The trace of a smile had vanished. His gaze was disturbingly intent as he stared down at her. Her throat dried as she experienced a sudden, inexplicable feeling that he was about to tell her something she wouldn’t welcome.
‘We have a guest coming to dinner this evening.’ The notice was delivered with little warmth and no pleasure.
She frowned. ‘You seem unhappy about it.’
His lips pursed. ‘I’d prefer not to have any company but it is what it is.’
‘Tell them not to come then,’ she said simply. ‘What would be worse, begging off hosting a dinner or exposing the guest to an unwelcome reception?’
‘It would be discourteous of me since I myself arranged it a...while ago.’

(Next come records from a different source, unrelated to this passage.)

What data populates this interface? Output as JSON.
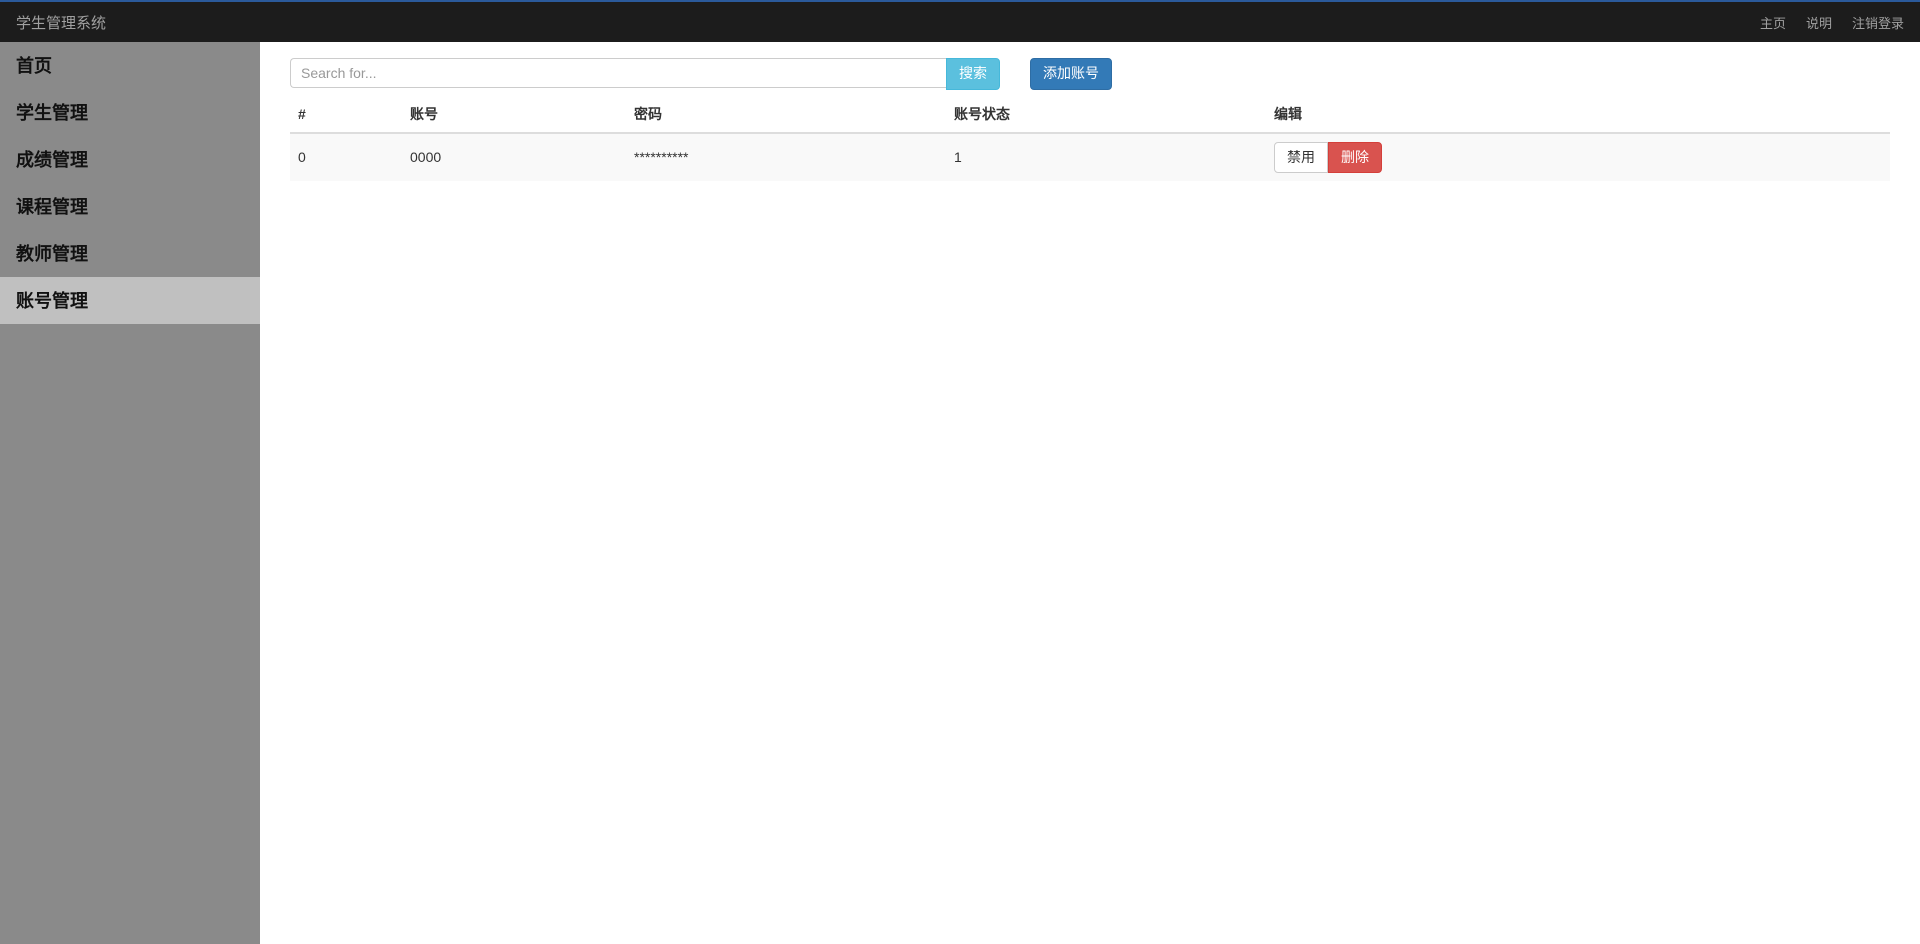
{
  "header": {
    "brand": "学生管理系统",
    "nav": {
      "home": "主页",
      "about": "说明",
      "logout": "注销登录"
    }
  },
  "sidebar": {
    "items": [
      {
        "label": "首页",
        "active": false
      },
      {
        "label": "学生管理",
        "active": false
      },
      {
        "label": "成绩管理",
        "active": false
      },
      {
        "label": "课程管理",
        "active": false
      },
      {
        "label": "教师管理",
        "active": false
      },
      {
        "label": "账号管理",
        "active": true
      }
    ]
  },
  "toolbar": {
    "search_placeholder": "Search for...",
    "search_value": "",
    "search_button": "搜索",
    "add_button": "添加账号"
  },
  "table": {
    "headers": {
      "id": "#",
      "account": "账号",
      "password": "密码",
      "status": "账号状态",
      "edit": "编辑"
    },
    "rows": [
      {
        "id": "0",
        "account": "0000",
        "password": "**********",
        "status": "1",
        "actions": {
          "disable": "禁用",
          "delete": "删除"
        }
      }
    ]
  }
}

Her heart lurched unsteadily as it occurred to her that Cesare’s displeasure didn’t stem from having an unwelcome guest, but from Ava’s presence at the dinner table. ‘You mean before I decided to bring myself and my daughter back home unannounced?’
‘Something like that.’
She cleared a sudden painful constriction in her throat. ‘Is it a business dinner?’
‘No, Celine is a friend of the family and is...important to me.’

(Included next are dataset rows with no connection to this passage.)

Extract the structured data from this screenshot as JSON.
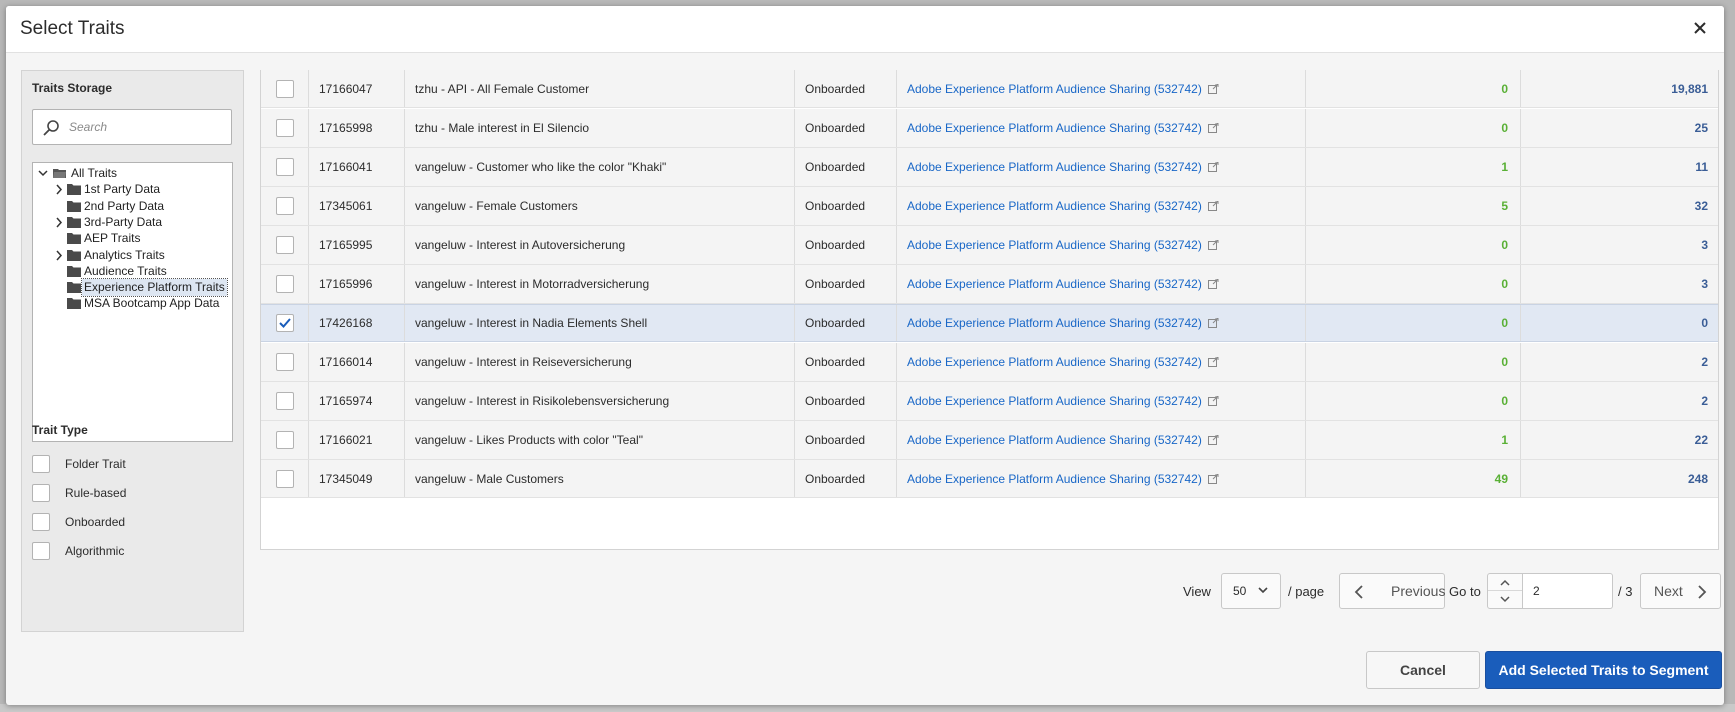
{
  "dialog": {
    "title": "Select Traits",
    "close_icon": "close-icon"
  },
  "storage": {
    "heading": "Traits Storage",
    "search_placeholder": "Search",
    "tree": [
      {
        "label": "All Traits",
        "expanded": true,
        "level": 0
      },
      {
        "label": "1st Party Data",
        "expandable": true,
        "level": 1
      },
      {
        "label": "2nd Party Data",
        "expandable": false,
        "level": 1
      },
      {
        "label": "3rd-Party Data",
        "expandable": true,
        "level": 1
      },
      {
        "label": "AEP Traits",
        "expandable": false,
        "level": 1
      },
      {
        "label": "Analytics Traits",
        "expandable": true,
        "level": 1
      },
      {
        "label": "Audience Traits",
        "expandable": false,
        "level": 1
      },
      {
        "label": "Experience Platform Traits",
        "expandable": false,
        "level": 1,
        "selected": true
      },
      {
        "label": "MSA Bootcamp App Data",
        "expandable": false,
        "level": 1
      }
    ]
  },
  "trait_type": {
    "heading": "Trait Type",
    "options": [
      "Folder Trait",
      "Rule-based",
      "Onboarded",
      "Algorithmic"
    ]
  },
  "rows": [
    {
      "id": "17166047",
      "name": "tzhu - API - All Female Customer",
      "type": "Onboarded",
      "source": "Adobe Experience Platform Audience Sharing (532742)",
      "n1": "0",
      "n2": "19,881",
      "checked": false
    },
    {
      "id": "17165998",
      "name": "tzhu - Male interest in El Silencio",
      "type": "Onboarded",
      "source": "Adobe Experience Platform Audience Sharing (532742)",
      "n1": "0",
      "n2": "25",
      "checked": false
    },
    {
      "id": "17166041",
      "name": "vangeluw - Customer who like the color \"Khaki\"",
      "type": "Onboarded",
      "source": "Adobe Experience Platform Audience Sharing (532742)",
      "n1": "1",
      "n2": "11",
      "checked": false
    },
    {
      "id": "17345061",
      "name": "vangeluw - Female Customers",
      "type": "Onboarded",
      "source": "Adobe Experience Platform Audience Sharing (532742)",
      "n1": "5",
      "n2": "32",
      "checked": false
    },
    {
      "id": "17165995",
      "name": "vangeluw - Interest in Autoversicherung",
      "type": "Onboarded",
      "source": "Adobe Experience Platform Audience Sharing (532742)",
      "n1": "0",
      "n2": "3",
      "checked": false
    },
    {
      "id": "17165996",
      "name": "vangeluw - Interest in Motorradversicherung",
      "type": "Onboarded",
      "source": "Adobe Experience Platform Audience Sharing (532742)",
      "n1": "0",
      "n2": "3",
      "checked": false
    },
    {
      "id": "17426168",
      "name": "vangeluw - Interest in Nadia Elements Shell",
      "type": "Onboarded",
      "source": "Adobe Experience Platform Audience Sharing (532742)",
      "n1": "0",
      "n2": "0",
      "checked": true
    },
    {
      "id": "17166014",
      "name": "vangeluw - Interest in Reiseversicherung",
      "type": "Onboarded",
      "source": "Adobe Experience Platform Audience Sharing (532742)",
      "n1": "0",
      "n2": "2",
      "checked": false
    },
    {
      "id": "17165974",
      "name": "vangeluw - Interest in Risikolebensversicherung",
      "type": "Onboarded",
      "source": "Adobe Experience Platform Audience Sharing (532742)",
      "n1": "0",
      "n2": "2",
      "checked": false
    },
    {
      "id": "17166021",
      "name": "vangeluw - Likes Products with color \"Teal\"",
      "type": "Onboarded",
      "source": "Adobe Experience Platform Audience Sharing (532742)",
      "n1": "1",
      "n2": "22",
      "checked": false
    },
    {
      "id": "17345049",
      "name": "vangeluw - Male Customers",
      "type": "Onboarded",
      "source": "Adobe Experience Platform Audience Sharing (532742)",
      "n1": "49",
      "n2": "248",
      "checked": false
    }
  ],
  "pagination": {
    "view_label": "View",
    "per_page_value": "50",
    "per_page_suffix": "/ page",
    "previous_label": "Previous",
    "goto_label": "Go to",
    "current_page": "2",
    "total_pages_label": "/ 3",
    "next_label": "Next"
  },
  "footer": {
    "cancel_label": "Cancel",
    "submit_label": "Add Selected Traits to Segment"
  },
  "colors": {
    "link": "#1967c7",
    "count_green": "#59b035",
    "count_blue": "#3a5d96",
    "primary": "#1a5dbb",
    "selected_row": "#e1e8f3"
  }
}
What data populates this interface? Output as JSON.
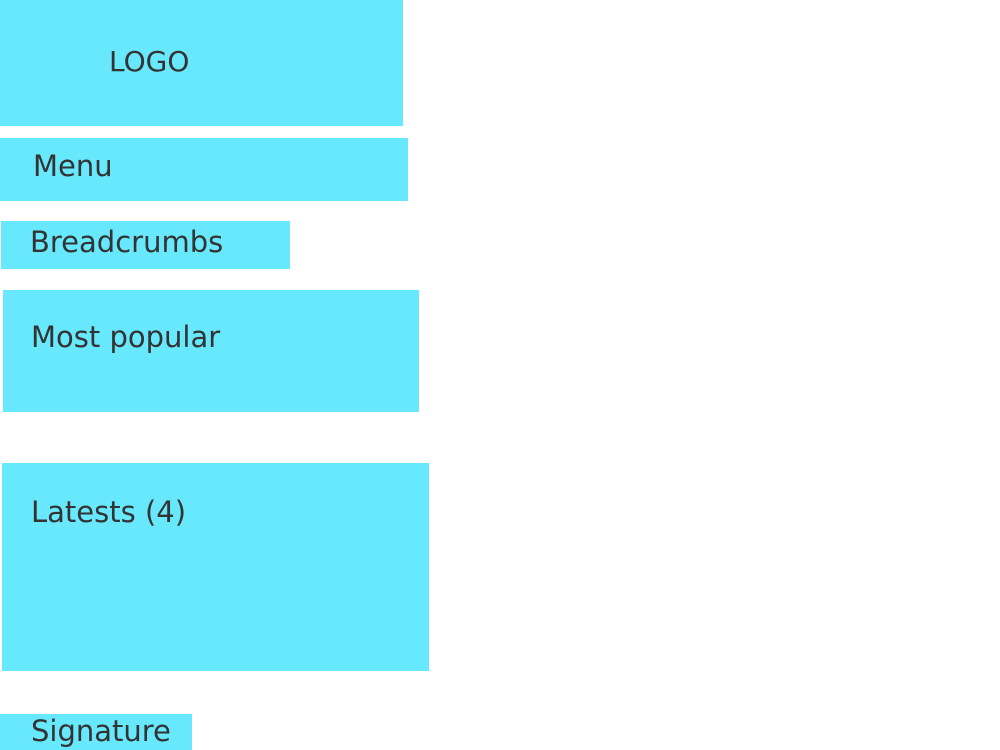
{
  "colors": {
    "block_fill": "#67e8fd",
    "text": "#333333",
    "background": "#ffffff"
  },
  "blocks": {
    "logo": "LOGO",
    "menu": "Menu",
    "breadcrumbs": "Breadcrumbs",
    "most_popular": "Most popular",
    "latests": "Latests (4)",
    "signature": "Signature"
  }
}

‘Celine?’ Why had her insides suddenly gone cold despite the sun’s intense heat?
Cesare had invited a woman to dinner. Big deal. But she couldn’t stop the sudden tension making her fingers tighten around the trowel. Dull pain shot up her arm. Even then she couldn’t let go of the tool.
Cesare had friends. Not that she knew many of them. Theirs had been a jealously guarded courtship, preferred by both of them because she didn’t have to share Cesare with her disapproving family and he’d been based in London at the time with easily ignored business acquaintances.
She’d met his parents at the wedding, although not his younger brother, Roberto. She’d also been introduced to the smattering of uncles, aunts and cousins that Italian families abounded with—a family she’d been desperate to become a part of. A family that had on face value welcomed her—until Cesare’s gradual distance had quickly become a family-wide phenomenon.